There are two types of notice period: statutory and contractual.
While statutory notice is required by law and depends on an employee’s length of service, contractual notice periods are company policy that must be specified as part of the main terms and conditions of employment. This period can be the same as, or longer than, the statutory minimum, but not shorter.
Compulsory overtime is a contractual obligation which clearly states that the employee is required to work additional hours, often on a regular basis.
Just as employers must include accurate detail of normal working hours in the main terms of the employment contract (see working time regulations), they must also include reasonable detail of expected compulsory overtime.
Shortage of work
There are times when, due to a shortage of work, the employer may need to introduce lay-offs or short-time working. These can be more attractive options than carrying out redundancies where the shortage of work is only temporary.
However the employer must first check that they have a clause in the contract of employment which allows them to impose lay-offs or short-time working otherwise they do not have recourse to such an option.

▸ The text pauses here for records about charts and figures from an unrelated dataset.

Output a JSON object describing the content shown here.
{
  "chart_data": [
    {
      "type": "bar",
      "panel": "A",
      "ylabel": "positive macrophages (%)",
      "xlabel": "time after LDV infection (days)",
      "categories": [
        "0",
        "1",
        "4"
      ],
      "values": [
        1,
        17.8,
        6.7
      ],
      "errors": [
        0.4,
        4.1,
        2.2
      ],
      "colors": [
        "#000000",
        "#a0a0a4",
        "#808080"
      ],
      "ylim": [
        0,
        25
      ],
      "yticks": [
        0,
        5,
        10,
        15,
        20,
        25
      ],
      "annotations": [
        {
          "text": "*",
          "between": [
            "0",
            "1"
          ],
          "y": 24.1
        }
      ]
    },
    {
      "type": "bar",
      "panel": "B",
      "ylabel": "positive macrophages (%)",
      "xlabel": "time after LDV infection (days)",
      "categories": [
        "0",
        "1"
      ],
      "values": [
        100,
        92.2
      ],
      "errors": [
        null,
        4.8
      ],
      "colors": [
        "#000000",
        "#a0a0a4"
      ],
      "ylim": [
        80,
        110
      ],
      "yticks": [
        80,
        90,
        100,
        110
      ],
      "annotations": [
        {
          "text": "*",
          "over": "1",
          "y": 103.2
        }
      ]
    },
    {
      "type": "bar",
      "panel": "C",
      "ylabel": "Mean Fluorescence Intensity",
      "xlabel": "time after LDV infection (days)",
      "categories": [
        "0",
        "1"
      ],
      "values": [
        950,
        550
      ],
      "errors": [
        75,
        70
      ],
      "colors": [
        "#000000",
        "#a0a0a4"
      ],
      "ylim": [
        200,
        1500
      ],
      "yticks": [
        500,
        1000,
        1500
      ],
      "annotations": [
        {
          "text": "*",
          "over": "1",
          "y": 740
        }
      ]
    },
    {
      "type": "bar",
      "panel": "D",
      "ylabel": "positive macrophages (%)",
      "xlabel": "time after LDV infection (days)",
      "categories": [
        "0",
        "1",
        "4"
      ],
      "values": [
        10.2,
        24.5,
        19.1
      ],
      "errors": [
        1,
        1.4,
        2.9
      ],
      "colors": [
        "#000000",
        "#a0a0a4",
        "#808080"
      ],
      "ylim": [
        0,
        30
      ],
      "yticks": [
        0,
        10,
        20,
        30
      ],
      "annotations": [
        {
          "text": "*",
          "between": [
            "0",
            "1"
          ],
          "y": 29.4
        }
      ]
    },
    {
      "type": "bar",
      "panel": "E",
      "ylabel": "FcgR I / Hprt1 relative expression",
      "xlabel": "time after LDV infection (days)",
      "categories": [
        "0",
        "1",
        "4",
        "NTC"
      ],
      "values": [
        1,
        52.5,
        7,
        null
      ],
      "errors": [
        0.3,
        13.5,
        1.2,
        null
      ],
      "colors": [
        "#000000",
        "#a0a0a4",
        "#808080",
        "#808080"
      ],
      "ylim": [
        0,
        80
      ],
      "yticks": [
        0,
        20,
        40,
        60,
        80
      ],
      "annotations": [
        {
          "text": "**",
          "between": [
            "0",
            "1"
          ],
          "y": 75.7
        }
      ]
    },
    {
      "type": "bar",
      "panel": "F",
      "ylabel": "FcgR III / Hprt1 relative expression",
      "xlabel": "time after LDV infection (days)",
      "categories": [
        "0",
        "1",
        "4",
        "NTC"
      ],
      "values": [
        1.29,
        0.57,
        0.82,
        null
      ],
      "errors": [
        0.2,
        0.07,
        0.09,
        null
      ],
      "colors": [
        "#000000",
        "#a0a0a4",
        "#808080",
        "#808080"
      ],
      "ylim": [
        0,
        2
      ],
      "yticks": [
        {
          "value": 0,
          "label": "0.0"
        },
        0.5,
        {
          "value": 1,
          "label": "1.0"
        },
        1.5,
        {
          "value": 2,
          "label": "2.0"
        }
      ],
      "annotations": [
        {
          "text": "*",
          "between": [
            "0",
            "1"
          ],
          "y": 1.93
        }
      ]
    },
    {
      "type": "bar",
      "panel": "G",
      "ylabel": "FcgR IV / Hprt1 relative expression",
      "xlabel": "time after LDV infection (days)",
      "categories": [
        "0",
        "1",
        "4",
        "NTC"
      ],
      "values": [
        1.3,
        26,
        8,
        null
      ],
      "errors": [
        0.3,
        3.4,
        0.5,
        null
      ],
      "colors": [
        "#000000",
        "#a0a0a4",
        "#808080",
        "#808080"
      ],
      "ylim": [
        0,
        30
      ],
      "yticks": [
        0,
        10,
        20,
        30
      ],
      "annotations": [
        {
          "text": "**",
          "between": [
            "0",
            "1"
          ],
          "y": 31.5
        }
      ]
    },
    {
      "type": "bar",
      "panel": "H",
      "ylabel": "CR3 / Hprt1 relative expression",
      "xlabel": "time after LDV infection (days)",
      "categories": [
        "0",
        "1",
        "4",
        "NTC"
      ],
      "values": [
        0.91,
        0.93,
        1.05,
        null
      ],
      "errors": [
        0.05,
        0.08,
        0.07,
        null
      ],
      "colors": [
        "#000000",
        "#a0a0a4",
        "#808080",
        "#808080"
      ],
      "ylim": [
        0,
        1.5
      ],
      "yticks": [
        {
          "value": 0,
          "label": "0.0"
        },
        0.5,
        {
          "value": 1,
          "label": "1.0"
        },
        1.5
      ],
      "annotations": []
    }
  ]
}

Changing terms and conditions
There may be times when it becomes essential for an employer to change the terms and conditions of an employee’s employment contract, or to collectively change the terms and conditions of all the employees’ contracts – otherwise known as ‘varying contracts’.
It is possible for an employer to change terms and conditions; however, it cannot usually be done without consultation and agreement from employees. If the change in terms and conditions will potentially lead to redundancies, and there are 20 or more employees potentially affected, trade unions or elected representatives will need to be involved.
It is vital to check what is in the original documents and consult as far as possible on any potential changes to be made. Failure to do so may lead the employee in question to take legal action against the employer.
When a new contract is won it is important to assess whether TUPE comes into play.
TUPE stands for Transfer of Undertaking (Protection of Employment) and protects employment rights in the event of a business transfer or service provision change. Prior to this under common law, when a business was sold, existing contracts of employment terminated and the new employer could choose whether or not to employ any of the original staff.
If a group of employees are grouped together with the aim of pursuing an ‘economic activity’, then they form an ‘economic entity’. If that entity transfers to a new owner, so do the employees. The employees retain all their contractual rights and obligations, even where these differ from other employees already employed by the transferee.
The new employer (the ‘transferee’) acquires all the rights and liabilities associated with those employees.
Ending a contract
Ending a contract of employment represents the end of an employee’s duration with an employer. Depending on the case, the decision may be made by the employee, the employer, or mutually agreed upon by both.
In the event of the employer ending a contract, clear and agreed procedures must be followed. It is strongly recommended that advice is taken from an expert as early as possible to minimise the employer’s risk of being accused of unfair or wrongful dismissal.